Somehow it’s 2019 and the NCAA is still hanging on to the “student-athlete” concept even though the entire universe knows that the system is broken. The organization’s latest attempt was this Twitter video that showed a “day in the life” of the student-athlete. It depicts a college student going to class, hanging out with friends, playing in the big game, and doing all the other amazing things that don’t go along with getting fairly compensated for his time.
Student and athlete — a day in the life. pic.twitter.com/KBLa1gBLnq
— NCAA (@NCAA) March 17, 2019
The video has been widely panned by who else but the very same “student-athletes” whose lifestyles the NCAA is trying to promote. For instance:
The NCAA really doesn’t even know what a real day in the life of their own student-athletes is actually like huh?

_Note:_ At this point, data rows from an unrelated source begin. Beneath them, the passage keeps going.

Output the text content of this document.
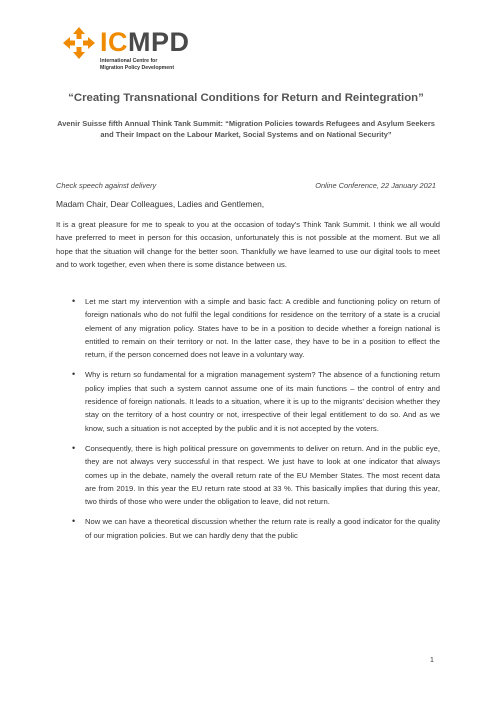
ICMPD
International Centre for
Migration Policy Development
“Creating Transnational Conditions for Return and Reintegration”
Avenir Suisse fifth Annual Think Tank Summit: “Migration Policies towards Refugees and Asylum Seekers and Their Impact on the Labour Market, Social Systems and on National Security”
Check speech against delivery	Online Conference, 22 January 2021
Madam Chair, Dear Colleagues, Ladies and Gentlemen,
It is a great pleasure for me to speak to you at the occasion of today’s Think Tank Summit. I think we all would have preferred to meet in person for this occasion, unfortunately this is not possible at the moment. But we all hope that the situation will change for the better soon. Thankfully we have learned to use our digital tools to meet and to work together, even when there is some distance between us.
• Let me start my intervention with a simple and basic fact: A credible and functioning policy on return of foreign nationals who do not fulfil the legal conditions for residence on the territory of a state is a crucial element of any migration policy. States have to be in a position to decide whether a foreign national is entitled to remain on their territory or not. In the latter case, they have to be in a position to effect the return, if the person concerned does not leave in a voluntary way.
• Why is return so fundamental for a migration management system? The absence of a functioning return policy implies that such a system cannot assume one of its main functions – the control of entry and residence of foreign nationals. It leads to a situation, where it is up to the migrants’ decision whether they stay on the territory of a host country or not, irrespective of their legal entitlement to do so. And as we know, such a situation is not accepted by the public and it is not accepted by the voters.
• Consequently, there is high political pressure on governments to deliver on return. And in the public eye, they are not always very successful in that respect. We just have to look at one indicator that always comes up in the debate, namely the overall return rate of the EU Member States. The most recent data are from 2019. In this year the EU return rate stood at 33 %. This basically implies that during this year, two thirds of those who were under the obligation to leave, did not return.
• Now we can have a theoretical discussion whether the return rate is really a good indicator for the quality of our migration policies. But we can hardly deny that the public
1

First giveaway: he’s not wearing team sweats the entire day. every day. 😂😂 https://t.co/CJAfmLUz4a
— JJ Watt (@JJWatt) March 20, 2019
Since the NCAA missed the mark with a more accurate depiction in the life of a student-athlete, one such person went as far as making their own video to show what life in college is really like. Former Texas linebacker Emmanuel Acho, who currently works as an analyst for ESPN and the Longhorn Network, put his own video on Twitter that depicts what the student-athlete lifestyle is really like.
— Emmanuel Acho (@thEMANacho) March 20, 2019
This looks a lot more exhausting than the official NCAA video! Who would have thunk it!
Some fellow college and pro football players weighed in to endorse Acho’s version.
Ach you almost got it bro, you left out a few things haha getting kicked out of class for being late cause practice ended at 1145 and class started at 12 lol
— Kenjon Barner (@KBDeuce4) March 20, 2019
— Bernard Pollard Jr (@Crushboy31) March 20, 2019
Your only meal was the protein shakes 😩😩😩
— Prince Amukamara (@PrinceAmukamara) March 20, 2019
Now that we’ve seen what it really looks like for top level student athletes that are having to balance professional-level athletic training with a college education, maybe now we can see the flip side. Can we please get a day in the life for all the rich kids that got fake athletic scholarships to game the system? That may be an even more enlightening look into the NCAA.